I'd love this feature too! It would ease adding documentation to the context, which is a very frequent task while using aider.

On similar lines, the ability to add a url as context would be great too: /add https://example.com/documentation

SgtPooki commented 7 months ago

On similar lines, the ability to add a url as context would be great too: /add https://example.com/documentation

I'm still browsing through open issues, but wondering if /run DOCS=$(curl https://example.com/documentation) && echo "The documentation for "blah" is: \"${DOCS}\"" or similar simple script do the trick?

paul-gauthier commented 7 months ago

You can do /web <url> to add any url to the chat.

gwpl commented 7 months ago

What I normally do , I make separate branch with folder docs amd put there collection or relevent docs converted to markdown so they work more efficiently, and later I cherry pick or rebase CLs that aider creates on a top of it.

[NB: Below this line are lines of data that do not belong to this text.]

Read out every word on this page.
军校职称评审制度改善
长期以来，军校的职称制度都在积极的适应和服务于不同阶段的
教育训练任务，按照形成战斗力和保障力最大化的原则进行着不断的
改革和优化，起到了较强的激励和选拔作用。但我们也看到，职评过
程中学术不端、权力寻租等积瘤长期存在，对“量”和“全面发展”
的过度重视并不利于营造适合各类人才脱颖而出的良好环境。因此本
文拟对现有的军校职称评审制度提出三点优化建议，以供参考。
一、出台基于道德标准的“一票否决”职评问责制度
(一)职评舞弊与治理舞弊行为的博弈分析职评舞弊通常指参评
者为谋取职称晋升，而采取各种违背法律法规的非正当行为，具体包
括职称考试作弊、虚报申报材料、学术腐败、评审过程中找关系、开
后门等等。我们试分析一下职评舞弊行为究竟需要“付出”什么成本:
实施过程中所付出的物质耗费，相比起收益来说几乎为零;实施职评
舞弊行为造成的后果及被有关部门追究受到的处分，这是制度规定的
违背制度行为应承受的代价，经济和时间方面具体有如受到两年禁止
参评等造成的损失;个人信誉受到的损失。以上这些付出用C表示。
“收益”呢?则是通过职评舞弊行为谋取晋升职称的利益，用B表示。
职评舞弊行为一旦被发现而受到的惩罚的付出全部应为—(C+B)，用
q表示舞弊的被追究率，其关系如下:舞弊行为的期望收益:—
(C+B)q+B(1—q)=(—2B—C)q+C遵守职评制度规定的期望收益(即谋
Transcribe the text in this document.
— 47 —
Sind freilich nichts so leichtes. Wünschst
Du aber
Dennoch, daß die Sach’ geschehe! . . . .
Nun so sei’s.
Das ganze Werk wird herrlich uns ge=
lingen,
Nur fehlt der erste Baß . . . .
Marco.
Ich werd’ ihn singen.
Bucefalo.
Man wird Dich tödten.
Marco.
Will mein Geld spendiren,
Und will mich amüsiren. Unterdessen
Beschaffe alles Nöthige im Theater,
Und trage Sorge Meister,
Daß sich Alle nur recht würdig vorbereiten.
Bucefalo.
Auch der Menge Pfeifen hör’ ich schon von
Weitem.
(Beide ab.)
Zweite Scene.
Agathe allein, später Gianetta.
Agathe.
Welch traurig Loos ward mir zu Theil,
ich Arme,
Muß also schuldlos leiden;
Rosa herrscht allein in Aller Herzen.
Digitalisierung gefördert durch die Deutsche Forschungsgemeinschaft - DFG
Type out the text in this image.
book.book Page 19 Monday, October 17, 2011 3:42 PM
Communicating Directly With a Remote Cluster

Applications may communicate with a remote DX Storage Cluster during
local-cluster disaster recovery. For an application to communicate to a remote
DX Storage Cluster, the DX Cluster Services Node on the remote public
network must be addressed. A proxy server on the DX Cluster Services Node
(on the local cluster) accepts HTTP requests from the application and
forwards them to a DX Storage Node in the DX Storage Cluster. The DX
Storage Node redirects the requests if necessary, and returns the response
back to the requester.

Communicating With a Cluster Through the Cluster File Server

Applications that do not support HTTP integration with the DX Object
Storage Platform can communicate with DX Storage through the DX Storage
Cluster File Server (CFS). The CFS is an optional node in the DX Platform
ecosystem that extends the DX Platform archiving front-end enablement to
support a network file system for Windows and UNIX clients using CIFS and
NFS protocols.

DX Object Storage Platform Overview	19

That way I can reliably reuse created corpus of documentation/examples, and add/remove them to/from context as needed using /add /drop . What I find more problematic is that I can not set those files as read-only (what was subject of my other feature request... ;) ).

On Tue, 19 Mar 2024, 20:01 paul-gauthier, @.***> wrote:

You can do /web to add any url to the chat.

— Reply to this email directly, view it on GitHub https://github.com/paul-gauthier/aider/issues/444#issuecomment-2007920808, or unsubscribe https://github.com/notifications/unsubscribe-auth/AABWBW2SKWZI3F4YGWJIYJ3YZCDQXAVCNFSM6AAAAABBX75FUKVHI2DSMVQWIX3LMV43OSLTON2WKQ3PNVWWK3TUHMZDAMBXHEZDAOBQHA . You are receiving this because you commented.Message ID: @.***>

rawwerks commented 7 months ago

if pdf support does become a priority (and to be honest, i'm not sure it should be for this project), i would recommend llamaparse, which is better than anything i've seen (paid or unpaid, API or library).

gwpl commented 5 months ago

Or nougat-ocr ( https://facebookresearch.github.io/nougat/ => https://github.com/facebookresearch/nougat ), if one wants to run on claud ai , then replicate has simple api : https://replicate.com/search?query=nougat , ofc hugging face and others work as well.

tdobson commented 1 month ago

I thought about doing /read documentation.pdf today.

Instead I used pdftotext to make it text, but yeah - I can see the utility of something like this one day.